Sharp Phase Transition for the Formation of Infinite Tubes

Classical bond percolation theory studies the conditions for a given point in a random graph to be connected to infinity, or "escape" to infinity, via a sequence of random edges. In this work, we present a higher-dimensional generalization of this question, asking whether a fixed loop (or, more generally, a topological sphere) can escape to infinity via a tube formed by random plaquettes. We refer to this phenomenon as tube percolation. We first compare tube percolation with previously studied higher-dimensional percolation phenomena, including face and cycle percolation. For tubes of codimension one, we further relate the critical probability for tube percolation to those for percolation of finite clusters and shielded percolation in the dual bond percolation model. Next, we introduce a tubular analogue of the classical one-arm event, the tubular one-arm event, and prove that it exhibits a sharp threshold at criticality: below criticality, its probability decays exponentially in scale, whereas above criticality, it admits a mean-field-type lower bound.
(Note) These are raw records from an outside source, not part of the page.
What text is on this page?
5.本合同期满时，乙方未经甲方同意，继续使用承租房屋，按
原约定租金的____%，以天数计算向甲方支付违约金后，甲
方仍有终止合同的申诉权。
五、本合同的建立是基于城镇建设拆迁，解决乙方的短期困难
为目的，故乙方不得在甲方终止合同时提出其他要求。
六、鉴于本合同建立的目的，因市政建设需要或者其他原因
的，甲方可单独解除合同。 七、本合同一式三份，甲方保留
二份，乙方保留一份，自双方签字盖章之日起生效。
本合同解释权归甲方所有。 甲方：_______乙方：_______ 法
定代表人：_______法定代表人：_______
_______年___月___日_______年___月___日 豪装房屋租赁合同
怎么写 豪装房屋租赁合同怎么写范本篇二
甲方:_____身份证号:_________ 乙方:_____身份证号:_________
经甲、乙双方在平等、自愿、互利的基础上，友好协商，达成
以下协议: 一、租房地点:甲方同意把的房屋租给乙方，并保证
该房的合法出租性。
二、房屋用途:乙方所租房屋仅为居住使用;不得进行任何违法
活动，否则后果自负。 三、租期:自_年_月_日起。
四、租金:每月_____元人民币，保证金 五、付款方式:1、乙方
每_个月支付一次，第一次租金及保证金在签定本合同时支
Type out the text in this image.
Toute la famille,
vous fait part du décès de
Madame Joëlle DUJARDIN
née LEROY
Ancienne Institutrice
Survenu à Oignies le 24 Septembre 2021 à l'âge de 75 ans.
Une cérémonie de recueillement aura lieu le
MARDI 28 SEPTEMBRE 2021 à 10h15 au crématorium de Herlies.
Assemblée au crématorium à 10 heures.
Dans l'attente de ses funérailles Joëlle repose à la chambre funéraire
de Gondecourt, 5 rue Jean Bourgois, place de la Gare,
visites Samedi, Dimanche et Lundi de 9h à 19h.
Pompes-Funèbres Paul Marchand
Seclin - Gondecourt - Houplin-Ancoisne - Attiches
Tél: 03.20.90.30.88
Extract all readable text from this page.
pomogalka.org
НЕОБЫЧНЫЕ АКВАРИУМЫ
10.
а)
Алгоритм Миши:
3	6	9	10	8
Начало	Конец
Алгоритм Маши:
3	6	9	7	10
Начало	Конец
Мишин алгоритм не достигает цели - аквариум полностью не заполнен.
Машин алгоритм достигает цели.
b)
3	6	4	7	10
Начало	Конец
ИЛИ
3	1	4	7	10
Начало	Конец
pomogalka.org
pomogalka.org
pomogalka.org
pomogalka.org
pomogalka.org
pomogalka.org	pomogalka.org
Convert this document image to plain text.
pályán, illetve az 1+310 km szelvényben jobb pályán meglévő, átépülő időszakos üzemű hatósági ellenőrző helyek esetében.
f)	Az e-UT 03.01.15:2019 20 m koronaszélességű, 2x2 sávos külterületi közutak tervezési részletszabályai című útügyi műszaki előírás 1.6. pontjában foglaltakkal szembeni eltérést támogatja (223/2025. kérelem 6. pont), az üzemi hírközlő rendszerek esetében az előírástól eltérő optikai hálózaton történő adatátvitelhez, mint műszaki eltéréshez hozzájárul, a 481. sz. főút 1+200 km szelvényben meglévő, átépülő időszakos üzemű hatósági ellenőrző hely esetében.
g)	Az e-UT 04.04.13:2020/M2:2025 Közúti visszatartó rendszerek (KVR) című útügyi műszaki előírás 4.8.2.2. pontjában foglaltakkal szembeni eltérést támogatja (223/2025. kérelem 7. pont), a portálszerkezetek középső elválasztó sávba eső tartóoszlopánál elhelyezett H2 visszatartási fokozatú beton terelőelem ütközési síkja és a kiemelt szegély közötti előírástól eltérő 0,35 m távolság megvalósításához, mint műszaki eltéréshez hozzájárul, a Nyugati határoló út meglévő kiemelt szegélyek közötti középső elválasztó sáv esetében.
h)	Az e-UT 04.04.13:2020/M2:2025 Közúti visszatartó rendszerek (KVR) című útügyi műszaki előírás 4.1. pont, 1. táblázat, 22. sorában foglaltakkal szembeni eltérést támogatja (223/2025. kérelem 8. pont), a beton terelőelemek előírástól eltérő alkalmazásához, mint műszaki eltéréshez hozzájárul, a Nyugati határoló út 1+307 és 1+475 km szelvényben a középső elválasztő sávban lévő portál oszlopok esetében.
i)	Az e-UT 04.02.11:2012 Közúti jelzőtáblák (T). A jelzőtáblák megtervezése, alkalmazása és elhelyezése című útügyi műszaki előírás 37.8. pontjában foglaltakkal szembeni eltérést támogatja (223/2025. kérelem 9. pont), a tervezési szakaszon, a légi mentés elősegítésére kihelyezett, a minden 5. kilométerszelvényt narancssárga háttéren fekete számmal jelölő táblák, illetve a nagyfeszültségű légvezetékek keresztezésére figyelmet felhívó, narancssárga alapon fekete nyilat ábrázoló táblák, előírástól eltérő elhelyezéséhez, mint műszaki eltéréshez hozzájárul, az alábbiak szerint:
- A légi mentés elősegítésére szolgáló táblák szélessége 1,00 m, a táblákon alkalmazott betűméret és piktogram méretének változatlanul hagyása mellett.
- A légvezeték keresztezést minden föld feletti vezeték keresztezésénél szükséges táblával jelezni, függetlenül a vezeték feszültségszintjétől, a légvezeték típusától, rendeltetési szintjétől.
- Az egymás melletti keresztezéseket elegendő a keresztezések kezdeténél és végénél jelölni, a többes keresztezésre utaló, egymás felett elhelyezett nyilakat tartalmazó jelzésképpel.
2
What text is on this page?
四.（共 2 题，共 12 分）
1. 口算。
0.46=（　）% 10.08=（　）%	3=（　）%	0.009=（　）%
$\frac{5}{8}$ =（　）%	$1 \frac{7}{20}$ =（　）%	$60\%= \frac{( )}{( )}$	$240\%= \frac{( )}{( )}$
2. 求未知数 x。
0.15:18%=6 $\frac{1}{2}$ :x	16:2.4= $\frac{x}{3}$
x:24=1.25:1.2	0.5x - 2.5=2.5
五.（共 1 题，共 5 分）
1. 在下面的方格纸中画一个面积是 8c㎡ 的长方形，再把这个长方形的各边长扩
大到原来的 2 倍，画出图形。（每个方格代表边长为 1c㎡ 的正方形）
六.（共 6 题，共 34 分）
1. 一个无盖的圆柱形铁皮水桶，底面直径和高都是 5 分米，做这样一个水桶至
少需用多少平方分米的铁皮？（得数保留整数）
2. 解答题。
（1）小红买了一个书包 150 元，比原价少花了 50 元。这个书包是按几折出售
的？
The proof relies on the O'Donnell-Saks-Schramm-Servedio (OSSS) inequality together with an exploration algorithm adapted to the topology of tubes. Finally, we study the tubular box-crossing property. Unlike ordinary path connectedness, "tube connectedness" is not transitive, and thus there is no natural notion of clusters. Nevertheless, we establish an analogue of the uniqueness of the infinite cluster from classical bond percolation. Combining this result with the sharp threshold for the tubular one-arm event, we prove that the existence of a box-crossing tube also exhibits a sharp threshold.